One night, when J was boycotting sleep for the 750th night in a row, we were laying in bed looking at pictures from the ol’ internet. This guy came up, thanks to a post on Reddit*. He about jumped out of his skin with glee! “Baby, baby, baby” he repeated over and over again, awwing and oohing over the cute little baby seal.

This is what my days consist of. This image is now the lock screen image on his iPad. When he’s not himself, if he sees this picture, he turns into smiles and coos of “baby, baby”…

… And I have to remind myself that this is our real life, as odd as it is.

The Kid I Don’t Have

I cannot mourn for the child I do not have.

Strange statement, right?

I do not have the preschooler  you see on television, all sassy and chatty. I do not have the child who listens to directions or warnings easily. I do not have the child who does things in a mainstream, socially expected way.

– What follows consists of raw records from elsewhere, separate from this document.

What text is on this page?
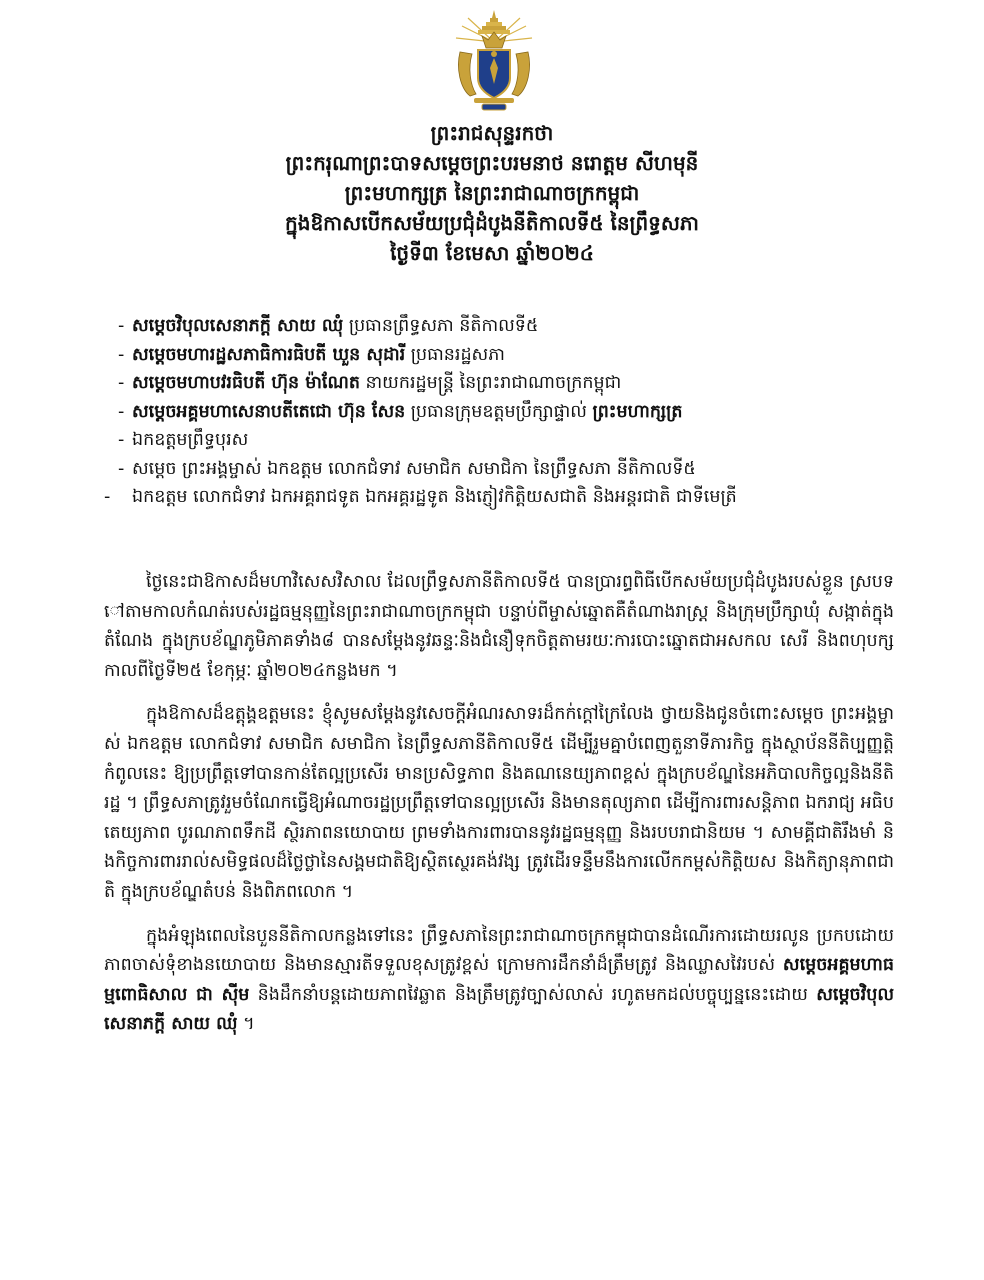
ព្រះរាជសុន្ទរកថា
ព្រះករុណាព្រះបាទសម្តេចព្រះបរមនាថ នរោត្តម សីហមុនី
ព្រះមហាក្សត្រ នៃព្រះរាជាណាចក្រកម្ពុជា
ក្នុងឱកាសបើកសម័យប្រជុំដំបូងនីតិកាលទី៥ នៃព្រឹទ្ធសភា
ថ្ងៃទី៣ ខែមេសា ឆ្នាំ២០២៤
- សម្តេចវិបុលសេនាភក្តី សាយ ឈុំ ប្រធានព្រឹទ្ធសភា នីតិកាលទី៥
- សម្តេចមហារដ្ឋសភាធិការធិបតី ឃួន សុដារី ប្រធានរដ្ឋសភា
- សម្តេចមហាបវរធិបតី ហ៊ុន ម៉ាណែត នាយករដ្ឋមន្ត្រី នៃព្រះរាជាណាចក្រកម្ពុជា
- សម្តេចអគ្គមហាសេនាបតីតេជោ ហ៊ុន សែន ប្រធានក្រុមឧត្តមប្រឹក្សាផ្ទាល់ ព្រះមហាក្សត្រ
- ឯកឧត្តមព្រឹទ្ធបុរស
- សម្តេច ព្រះអង្គម្ចាស់ ឯកឧត្តម លោកជំទាវ សមាជិក សមាជិកា នៃព្រឹទ្ធសភា នីតិកាលទី៥
- ឯកឧត្តម លោកជំទាវ ឯកអគ្គរាជទូត ឯកអគ្គរដ្ឋទូត និងភ្ញៀវកិត្តិយសជាតិ និងអន្តរជាតិ ជាទីមេត្រី

ថ្ងៃនេះជាឱកាសដ៏មហាវិសេសវិសាល ដែលព្រឹទ្ធសភានីតិកាលទី៥ បានប្រារព្ធពិធីបើកសម័យប្រជុំដំបូងរបស់ខ្លួន ស្របទៅតាមកាលកំណត់របស់រដ្ឋធម្មនុញ្ញនៃព្រះរាជាណាចក្រកម្ពុជា បន្ទាប់ពីម្ចាស់ឆ្នោតគឺតំណាងរាស្ត្រ និងក្រុមប្រឹក្សាឃុំ សង្កាត់ក្នុងតំណែង ក្នុងក្របខ័ណ្ឌភូមិភាគទាំង៨ បានសម្តែងនូវឆន្ទៈនិងជំនឿទុកចិត្តតាមរយៈការបោះឆ្នោតជាអសកល សេរី និងពហុបក្ស កាលពីថ្ងៃទី២៥ ខែកុម្ភៈ ឆ្នាំ២០២៤កន្លងមក ។

ក្នុងឱកាសដ៏ឧត្តុង្គឧត្តមនេះ ខ្ញុំសូមសម្តែងនូវសេចក្តីអំណរសាទរដ៏កក់ក្តៅក្រៃលែង ថ្វាយនិងជូនចំពោះសម្តេច ព្រះអង្គម្ចាស់ ឯកឧត្តម លោកជំទាវ សមាជិក សមាជិកា នៃព្រឹទ្ធសភានីតិកាលទី៥ ដើម្បីរួមគ្នាបំពេញតួនាទីភារកិច្ច ក្នុងស្ថាប័ននីតិប្បញ្ញត្តិកំពូលនេះ ឱ្យប្រព្រឹត្តទៅបានកាន់តែល្អប្រសើរ មានប្រសិទ្ធភាព និងគណនេយ្យភាពខ្ពស់ ក្នុងក្របខ័ណ្ឌនៃអភិបាលកិច្ចល្អនិងនីតិរដ្ឋ ។ ព្រឹទ្ធសភាត្រូវរួមចំណែកធ្វើឱ្យអំណាចរដ្ឋប្រព្រឹត្តទៅបានល្អប្រសើរ និងមានតុល្យភាព ដើម្បីការពារសន្តិភាព ឯករាជ្យ អធិបតេយ្យភាព បូរណភាពទឹកដី ស្ថិរភាពនយោបាយ ព្រមទាំងការពារបាននូវរដ្ឋធម្មនុញ្ញ និងរបបរាជានិយម ។ សាមគ្គីជាតិរឹងមាំ និងកិច្ចការពាររាល់សមិទ្ធផលដ៏ថ្លៃថ្លានៃសង្គមជាតិឱ្យស្ថិតស្ថេរគង់វង្ស ត្រូវដើរទន្ទឹមនឹងការលើកកម្ពស់កិត្តិយស និងកិត្យានុភាពជាតិ ក្នុងក្របខ័ណ្ឌតំបន់ និងពិភពលោក ។

ក្នុងអំឡុងពេលនៃបួននីតិកាលកន្លងទៅនេះ ព្រឹទ្ធសភានៃព្រះរាជាណាចក្រកម្ពុជាបានដំណើរការដោយរលូន ប្រកបដោយភាពចាស់ទុំខាងនយោបាយ និងមានស្មារតីទទួលខុសត្រូវខ្ពស់ ក្រោមការដឹកនាំដ៏ត្រឹមត្រូវ និងឈ្លាសវៃរបស់ សម្តេចអគ្គមហាធម្មពោធិសាល ជា ស៊ីម និងដឹកនាំបន្តដោយភាពវៃឆ្លាត និងត្រឹមត្រូវច្បាស់លាស់ រហូតមកដល់បច្ចុប្បន្ននេះដោយ សម្តេចវិបុលសេនាភក្តី សាយ ឈុំ ។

There is a place in the heart of parents like myself that I know mourns the child they do not have; the child that some of them envisioned and the child they see in their child’s peers on a day in and day out basis. You have these gut wrenching moments of “If only…” or “I wish…” and it can steer you down this slippery slope of self blame, sorrow and heartache. It’s an ugly, dark and dismal place to be.

I can’t live there.

The son I have is amazing. Yes, other children my son’s age, their parents celebrated their child saying phrases long ago. That doesn’t matter. I celebrated it yesterday and it was glorious. Did you know he plays games now? That he can sing “Head, Shoulders, Knees and Toes”? Did you know he can create little scenes with his toys and just crack you up with the way his mind works, because now he can let you see that? Do you know that he loves to give kisses now, rushing over sometimes out of the clear sunny blue to press a smacking kiss on my cheek?

There is so much yet to be done ahead of us, so many things to learn and to cope with and to work either with or around. Every day though, I look at the son I have and cannot help but to think “wow, I got a good one”… Even when he melts down so badly it takes days to fully recover. Even when the house is destroyed beyond recognition with toys and stuff all over. Even when all he can do is flail his arms at me, scratching and hitting out of sheer frustration in his attempts to tell me something. He is my son, my best boy and changing even the smallest thing would take away what makes him ever so uniquely him.

So I can’t and won’t mourn for the child I do not have. I will celebrate the rough and tumble shining star of a little boy I do. Every day, I’ll hope that the rest of the world can come to appreciate him too, learning to love him just exactly as he is. No more and no less.